Religious leaders gathered in prayer to mark the one-year anniversary of the riots that spread through Baltimore after the death of a man injured while in police custody.
The leaders said they hear the cries of the people of the city during the interfaith service on April 25 at the Basilica of the National Shrine of the Assumption of the Blessed Virgin Mary.
"We come here because we have not only heard the cries of our people, we are responding to their needs," the Rev. Alvin C. Hathaway Sr., senior pastor of Union Baptist Church, said during the service.
Rev. Hathaway said it is important that the city have a moral center. The community, he said, recognizes that much of the development in the city centers around "eds and meds"—education, schools and health care. "And that's good. But on this day, we declare that development, true development, is done by those people who are spirit-led," he said.
He called for citizens to renounce divisive language, bigotry and all violence in the wake of the death of Freddie Gray Jr., the man who was seriously injured while being held by police and later died, sparking protests that erupted into violence.
The prayer service included more than three dozen clergy members from the Baltimore area. Faiths represented included Catholic and other Christian churches, as well as Judaism, Islam, Hinduism and Buddhism. Baltimore Mayor Stephanie Rawlings Blake and Baltimore City State's Attorney Marilyn Mosby were among public officials who attended as well.
The call to worship began with the blowing of the shofar by Rabbi Steven M. Fink of Temple Oheb Shalom, accompanied by Cantor Renata Braun. Imam Derrick Amin, chaplain at Morgan State University, followed with a chanted call to prayer in Arabic.
In his welcome message, Archbishop William E. Lori of Baltimore thanked those who gathered noting, "We are united in prayer for the welfare of Baltimore. We are united in prayer for the people of Baltimore."
He recalled walking through the streets of Sandtown-Winchester the day after the unrest. He saw a burned-out car along a deserted street, where normally there would have been the busy activity of a weekday.
"It was like an eerie scene from a movie," he said, "the aftermath of the surreal drama that had unfolded just hours earlier, unlike anything that had been seen in our city since the 1960s."
He celebrated Mass that weekend at St. Peter Claver Parish in West Baltimore, the archbishop said, "located just a few blocks from where that car was left as a symbol of the anger and desperation felt by many in our city. It was a joyful service, attended by many who knew that hope was indeed possible for a neighborhood and a city for which hope seemed so distant just a few days earlier. It was also marked by a profound determination for healing and change."
After the unrest of a year ago, Archbishop Lori said faith leaders reached out to each other instinctively. "Each of us is committed to the city and has long had initiatives and programs in place -- but we all knew that together we could accomplish far more and felt our unity could inspire others to realize the same."

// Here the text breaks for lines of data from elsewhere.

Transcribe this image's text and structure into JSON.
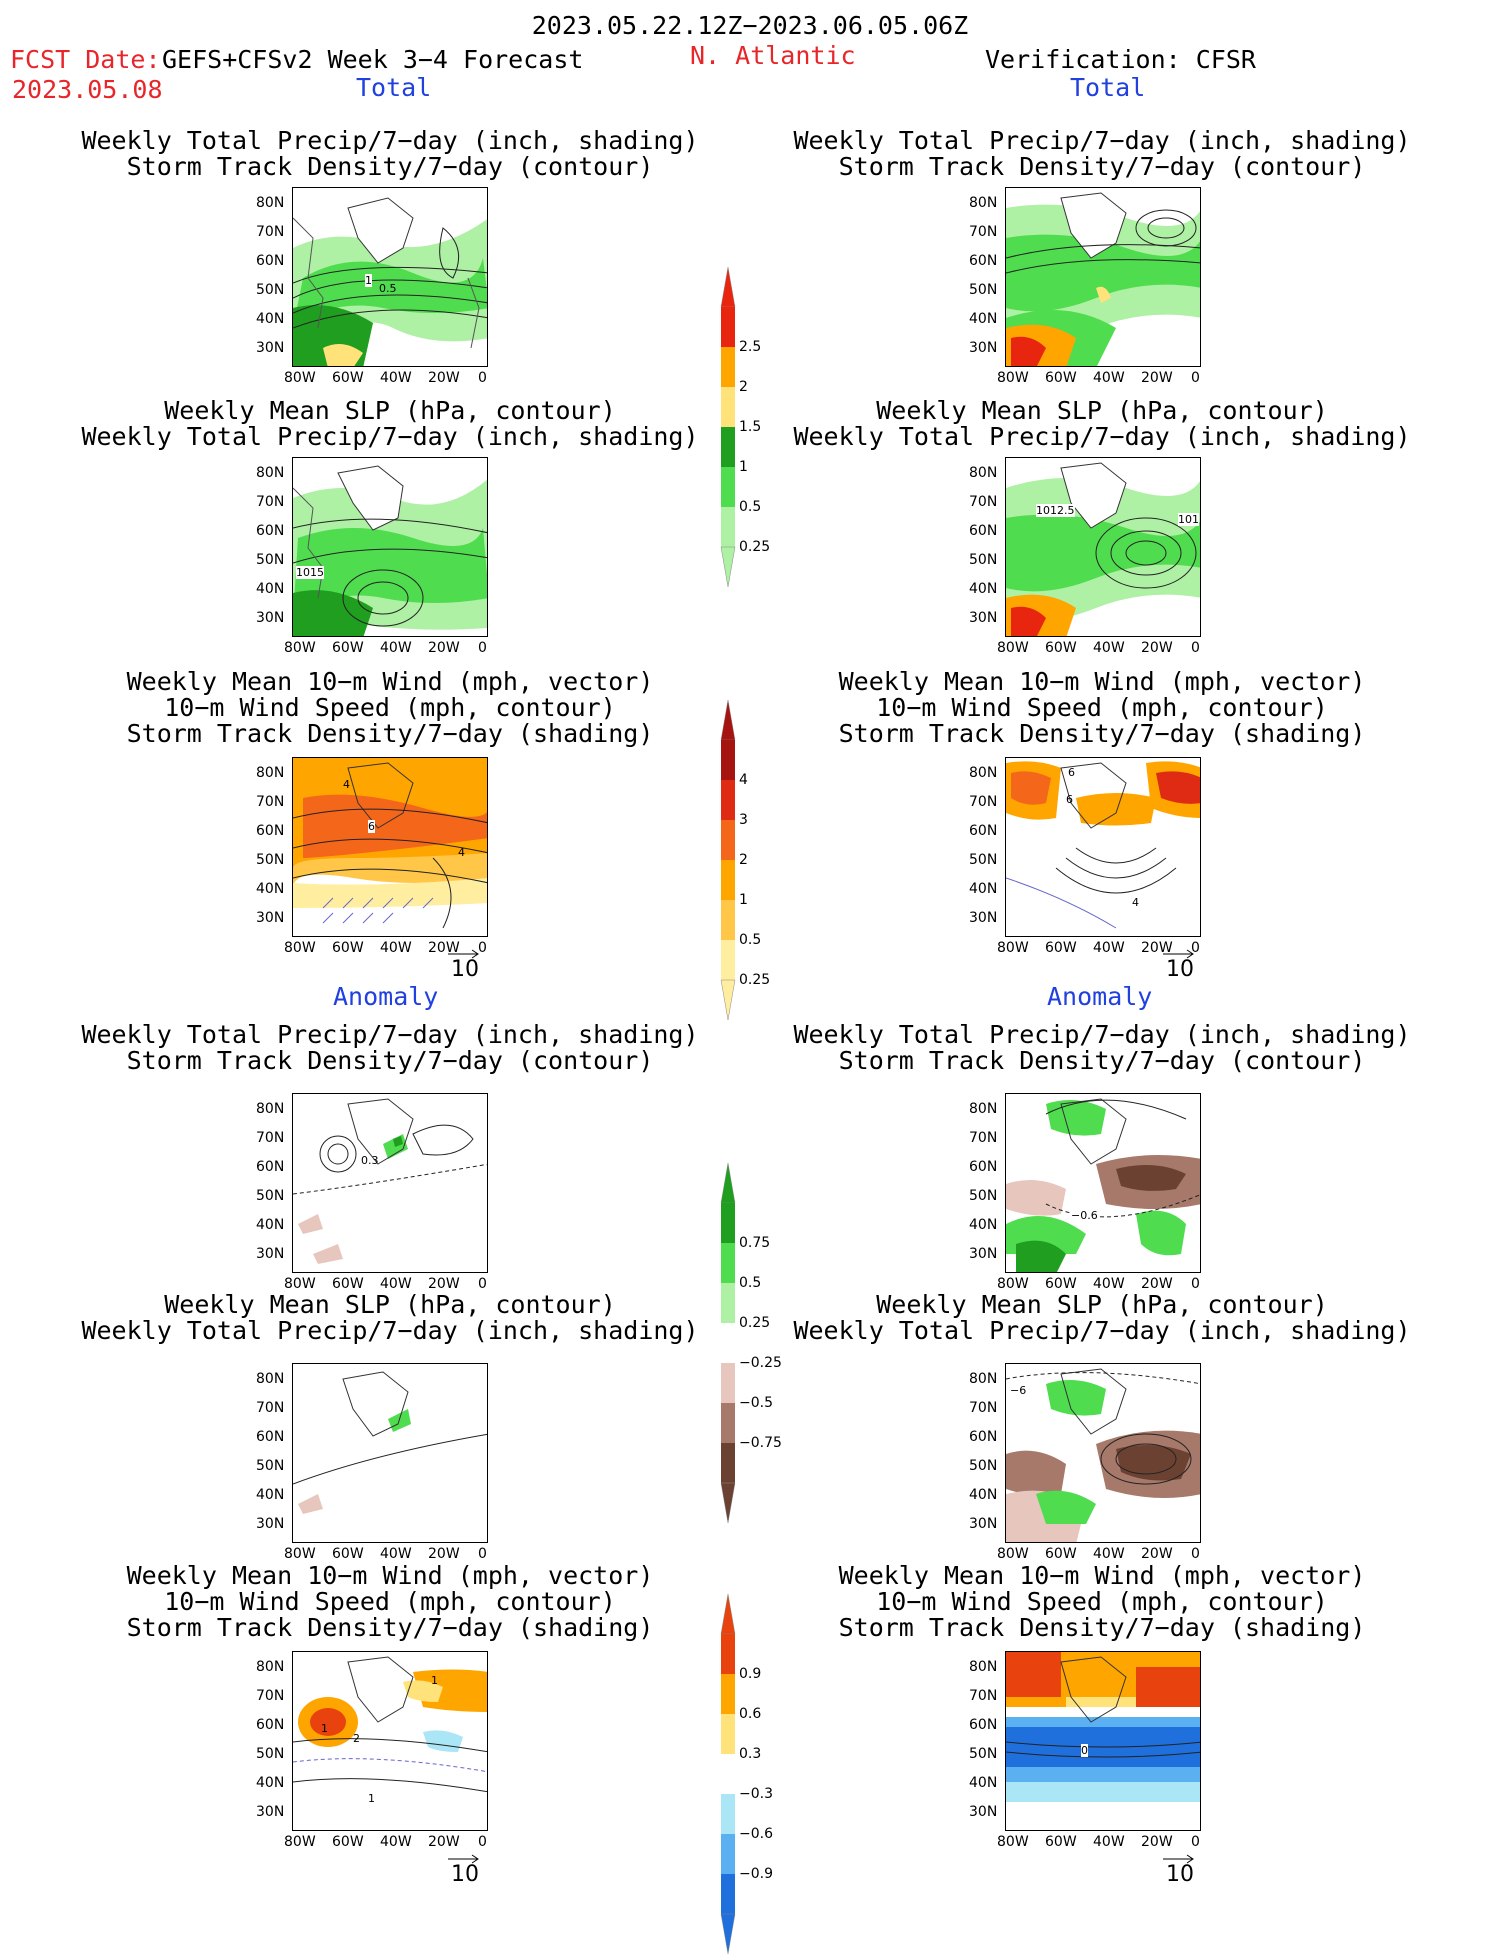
{
  "header": {
    "period": "2023.05.22.12Z−2023.06.05.06Z",
    "fcst_label": "FCST Date:",
    "fcst_model": "GEFS+CFSv2 Week 3−4 Forecast",
    "fcst_date": "2023.05.08",
    "region": "N. Atlantic",
    "verification": "Verification: CFSR"
  },
  "sections": {
    "total": "Total",
    "anomaly": "Anomaly"
  },
  "titles": {
    "precip_storm": [
      "Weekly Total Precip/7−day (inch, shading)",
      "Storm Track Density/7−day (contour)"
    ],
    "slp_precip": [
      "Weekly Mean SLP (hPa, contour)",
      "Weekly Total Precip/7−day (inch, shading)"
    ],
    "wind": [
      "Weekly Mean 10−m Wind (mph, vector)",
      "10−m Wind Speed (mph, contour)",
      "Storm Track Density/7−day (shading)"
    ]
  },
  "axes": {
    "lat_labels": [
      "80N",
      "70N",
      "60N",
      "50N",
      "40N",
      "30N"
    ],
    "lon_labels": [
      "80W",
      "60W",
      "40W",
      "20W",
      "0"
    ]
  },
  "vector_ref": "10",
  "colorbars": {
    "precip_total": {
      "labels": [
        "2.5",
        "2",
        "1.5",
        "1",
        "0.5",
        "0.25"
      ],
      "colors": [
        "#e8250e",
        "#ffa500",
        "#ffe27a",
        "#1f9e1f",
        "#4fdc4f",
        "#aef0a4"
      ]
    },
    "storm_total": {
      "labels": [
        "4",
        "3",
        "2",
        "1",
        "0.5",
        "0.25"
      ],
      "colors": [
        "#a51410",
        "#e02b14",
        "#f4661a",
        "#ffa500",
        "#ffc648",
        "#ffeea0"
      ]
    },
    "precip_anom": {
      "labels": [
        "0.75",
        "0.5",
        "0.25",
        "−0.25",
        "−0.5",
        "−0.75"
      ],
      "colors": [
        "#1f9e1f",
        "#4fdc4f",
        "#aef0a4",
        "#ffffff",
        "#e7c7bd",
        "#a6796b",
        "#6b4232"
      ]
    },
    "storm_anom": {
      "labels": [
        "0.9",
        "0.6",
        "0.3",
        "−0.3",
        "−0.6",
        "−0.9"
      ],
      "colors": [
        "#e8430e",
        "#ffa500",
        "#ffe27a",
        "#ffffff",
        "#aae6f5",
        "#5ab0f0",
        "#1f6fdc"
      ]
    }
  },
  "contour_labels": {
    "p1": [
      "1",
      "0.5"
    ],
    "p2": [
      "1015"
    ],
    "p3": [
      "4",
      "6",
      "4"
    ],
    "p5": [
      "1012.5",
      "101"
    ],
    "p6": [
      "6",
      "6",
      "4"
    ],
    "p7": [
      "0.3"
    ],
    "p9": [
      "1",
      "1",
      "2",
      "1"
    ],
    "p10": [
      "−0.6"
    ],
    "p11": [
      "−6"
    ],
    "p12": [
      "0"
    ]
  }
}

He said he hoped the unity of faith leaders in their commitment to be leaders of change for the city would be a model for all.
The prayer service included reflections on readings from the Passover Haggadah, the Bible and the Quran, all reflecting the theme "From Hope to Wholeness."

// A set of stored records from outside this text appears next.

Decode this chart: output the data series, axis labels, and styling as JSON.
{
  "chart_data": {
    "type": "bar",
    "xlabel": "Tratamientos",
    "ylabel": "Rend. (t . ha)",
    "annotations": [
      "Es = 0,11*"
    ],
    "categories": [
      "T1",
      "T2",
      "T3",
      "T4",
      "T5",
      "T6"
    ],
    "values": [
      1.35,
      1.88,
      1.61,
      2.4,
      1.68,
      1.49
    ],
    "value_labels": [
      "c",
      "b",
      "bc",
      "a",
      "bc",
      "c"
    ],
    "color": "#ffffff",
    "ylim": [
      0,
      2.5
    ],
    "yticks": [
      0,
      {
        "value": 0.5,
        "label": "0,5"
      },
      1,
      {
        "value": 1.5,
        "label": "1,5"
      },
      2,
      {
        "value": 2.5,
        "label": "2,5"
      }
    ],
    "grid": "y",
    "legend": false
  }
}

Rabbi Fink said the word, "shalom," in Hebrew, has many meanings, and its root meaning is "wholeness."
"We pray tonight for a Shalom Baltimore, a peaceful and whole city," he said.
Reflecting on a reading from St. Paul's letter to the Hebrews, the Rev. Mary Gaut of the Presbytery of Baltimore, recalled watching the events of April 27 a year ago unfold "from the relative comfort of our own homes" through the mediated perspective of a TV camera.

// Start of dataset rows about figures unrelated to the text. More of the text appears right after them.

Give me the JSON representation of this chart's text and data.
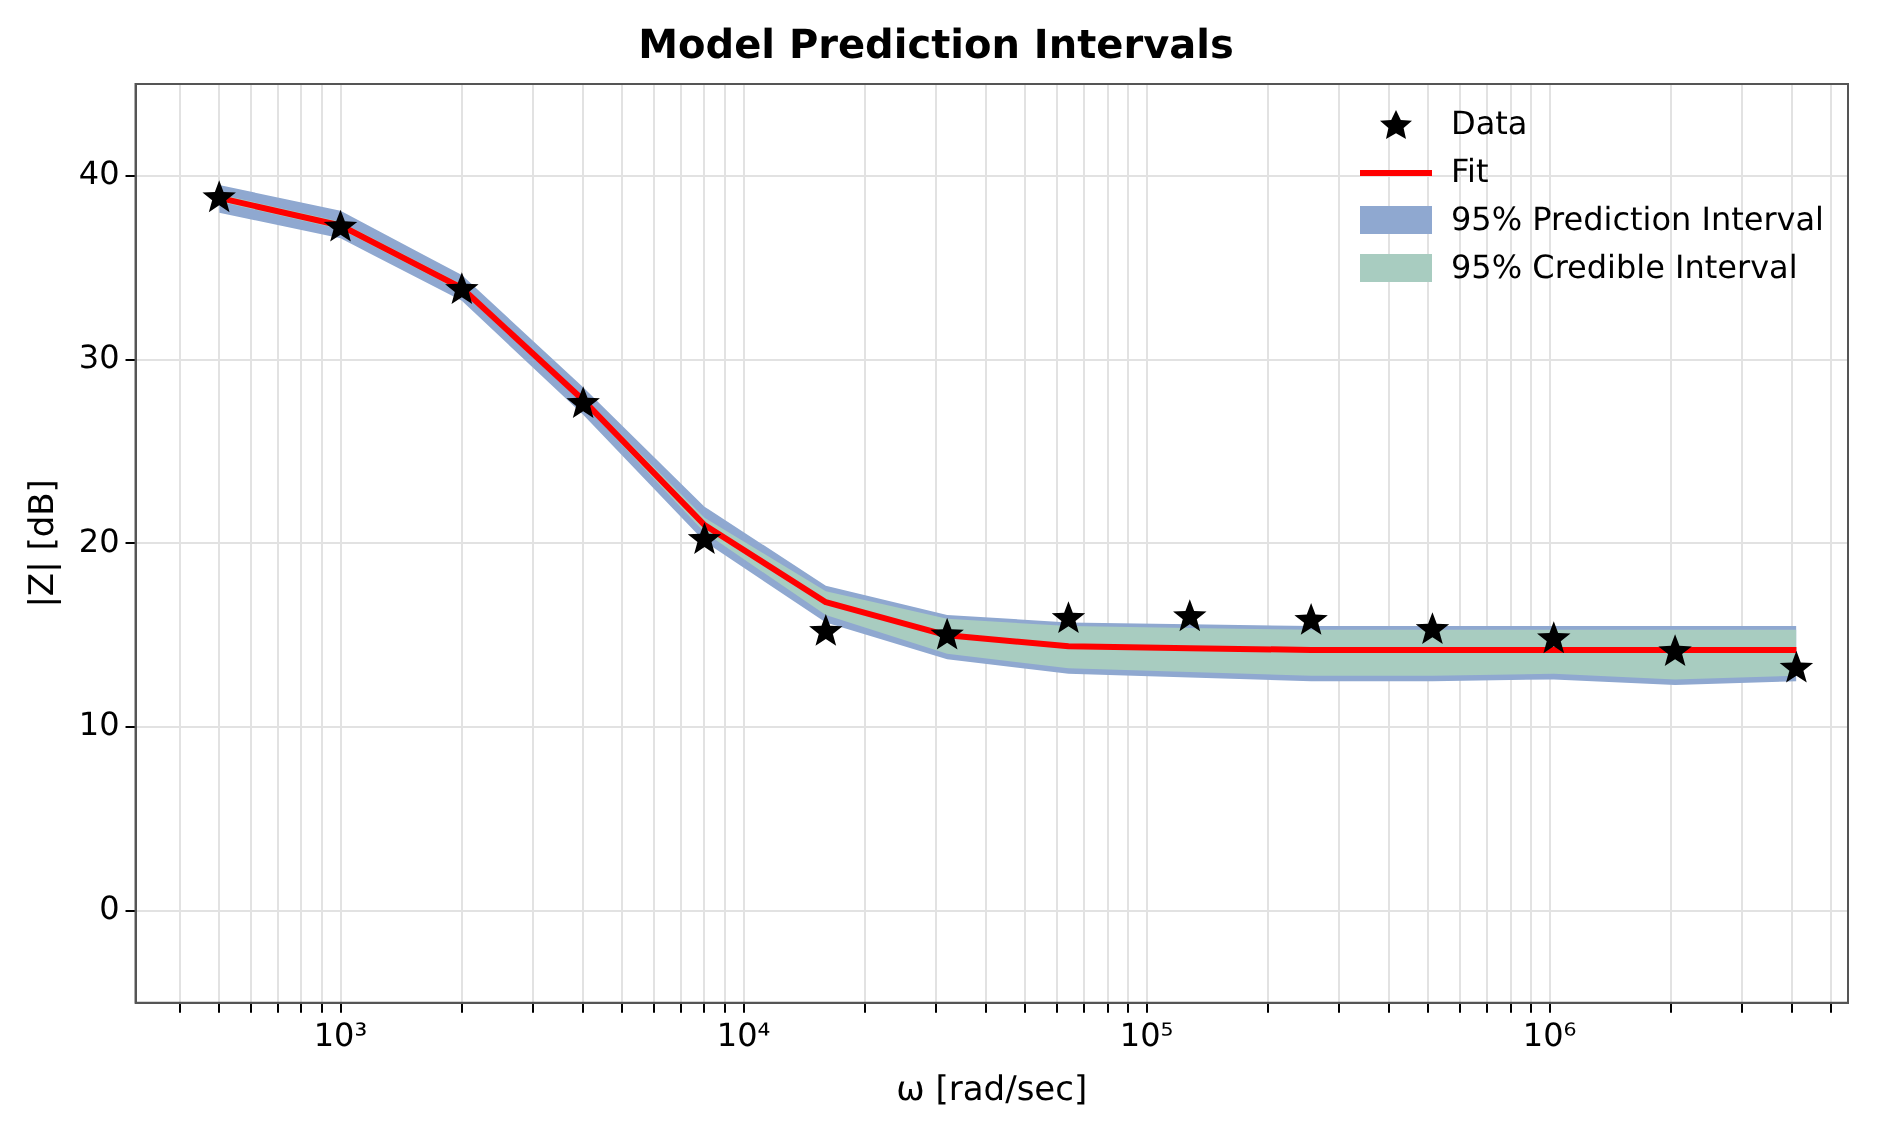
{
  "chart_data": {
    "type": "line",
    "title": "Model Prediction Intervals",
    "xlabel": "ω [rad/sec]",
    "ylabel": "|Z| [dB]",
    "x": [
      500,
      1000,
      2000,
      4000,
      8000,
      16000,
      32000,
      64000,
      128000,
      256000,
      512000,
      1024000,
      2048000,
      4096000
    ],
    "series": [
      {
        "name": "Data",
        "type": "scatter",
        "color": "#000000",
        "marker": "star",
        "values": [
          38.8,
          37.2,
          33.8,
          27.6,
          20.2,
          15.2,
          15.0,
          15.9,
          16.0,
          15.8,
          15.3,
          14.8,
          14.1,
          13.2
        ]
      },
      {
        "name": "Fit",
        "color": "#ff0000",
        "marker": "none",
        "values": [
          38.8,
          37.3,
          33.9,
          27.8,
          21.0,
          16.8,
          15.0,
          14.4,
          14.3,
          14.2,
          14.2,
          14.2,
          14.2,
          14.2
        ]
      },
      {
        "name": "95% Prediction Interval",
        "type": "area",
        "color": "#8fa8d0",
        "values": [
          null,
          null,
          null,
          null,
          null,
          null,
          null,
          null,
          null,
          null,
          null,
          null,
          null,
          null
        ],
        "lower": [
          38.0,
          36.6,
          33.2,
          27.0,
          20.1,
          15.7,
          13.7,
          12.9,
          12.7,
          12.5,
          12.5,
          12.6,
          12.3,
          12.5
        ],
        "upper": [
          39.5,
          38.1,
          34.6,
          28.5,
          22.0,
          17.7,
          16.1,
          15.7,
          15.6,
          15.5,
          15.5,
          15.5,
          15.5,
          15.5
        ]
      },
      {
        "name": "95% Credible Interval",
        "type": "area",
        "color": "#a8ccc0",
        "values": [
          null,
          null,
          null,
          null,
          null,
          null,
          null,
          null,
          null,
          null,
          null,
          null,
          null,
          null
        ],
        "lower": [
          38.6,
          37.1,
          33.7,
          27.6,
          20.6,
          16.1,
          14.0,
          13.2,
          13.0,
          12.8,
          12.8,
          12.9,
          12.6,
          12.8
        ],
        "upper": [
          39.0,
          37.5,
          34.1,
          28.0,
          21.4,
          17.4,
          15.9,
          15.5,
          15.4,
          15.3,
          15.3,
          15.3,
          15.3,
          15.3
        ]
      }
    ],
    "log": "x",
    "grid": true,
    "legend": "top right",
    "xlim": [
      310,
      5500000
    ],
    "ylim": [
      -5,
      45
    ],
    "yticks": [
      0,
      10,
      20,
      30,
      40
    ],
    "xticks": [
      {
        "value": 400,
        "label": null
      },
      {
        "value": 500,
        "label": null
      },
      {
        "value": 600,
        "label": null
      },
      {
        "value": 700,
        "label": null
      },
      {
        "value": 800,
        "label": null
      },
      {
        "value": 900,
        "label": null
      },
      {
        "value": 1000,
        "label": "10³"
      },
      {
        "value": 2000,
        "label": null
      },
      {
        "value": 3000,
        "label": null
      },
      {
        "value": 4000,
        "label": null
      },
      {
        "value": 5000,
        "label": null
      },
      {
        "value": 6000,
        "label": null
      },
      {
        "value": 7000,
        "label": null
      },
      {
        "value": 8000,
        "label": null
      },
      {
        "value": 9000,
        "label": null
      },
      {
        "value": 10000,
        "label": "10⁴"
      },
      {
        "value": 20000,
        "label": null
      },
      {
        "value": 30000,
        "label": null
      },
      {
        "value": 40000,
        "label": null
      },
      {
        "value": 50000,
        "label": null
      },
      {
        "value": 60000,
        "label": null
      },
      {
        "value": 70000,
        "label": null
      },
      {
        "value": 80000,
        "label": null
      },
      {
        "value": 90000,
        "label": null
      },
      {
        "value": 100000,
        "label": "10⁵"
      },
      {
        "value": 200000,
        "label": null
      },
      {
        "value": 300000,
        "label": null
      },
      {
        "value": 400000,
        "label": null
      },
      {
        "value": 500000,
        "label": null
      },
      {
        "value": 600000,
        "label": null
      },
      {
        "value": 700000,
        "label": null
      },
      {
        "value": 800000,
        "label": null
      },
      {
        "value": 900000,
        "label": null
      },
      {
        "value": 1000000,
        "label": "10⁶"
      },
      {
        "value": 2000000,
        "label": null
      },
      {
        "value": 3000000,
        "label": null
      },
      {
        "value": 4000000,
        "label": null
      },
      {
        "value": 5000000,
        "label": null
      }
    ]
  }
}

"We got a pretty good sense of what was going on, but how great was the distance between us and what was happening there on the streets of our town?" she asked.
Events happening a few miles away felt as though they could have been as distant as hundreds or thousands of miles, she said. "Though we may have driven through these streets before, we realized we really did not know our neighbors," she said, noting that the boundaries between those who lived in the ravaged areas and those watching on TV seemed insurmountable.
The Rev. Pat Payne, pastor of St. John Lutheran Church in Pimlico, told the Catholic Review, newspaper of the Baltimore Archdiocese, before the prayer service that the time had come for dealing with the problems of poverty, segregation and lack of opportunity. The interfaith effort becomes the conscience of such a reform.
She said it was important to participate in the event because "the challenges the city faces are the challenges of the region and the whole state. If we don't solve them here, they will go unsolved, not just here but in the rest of the state."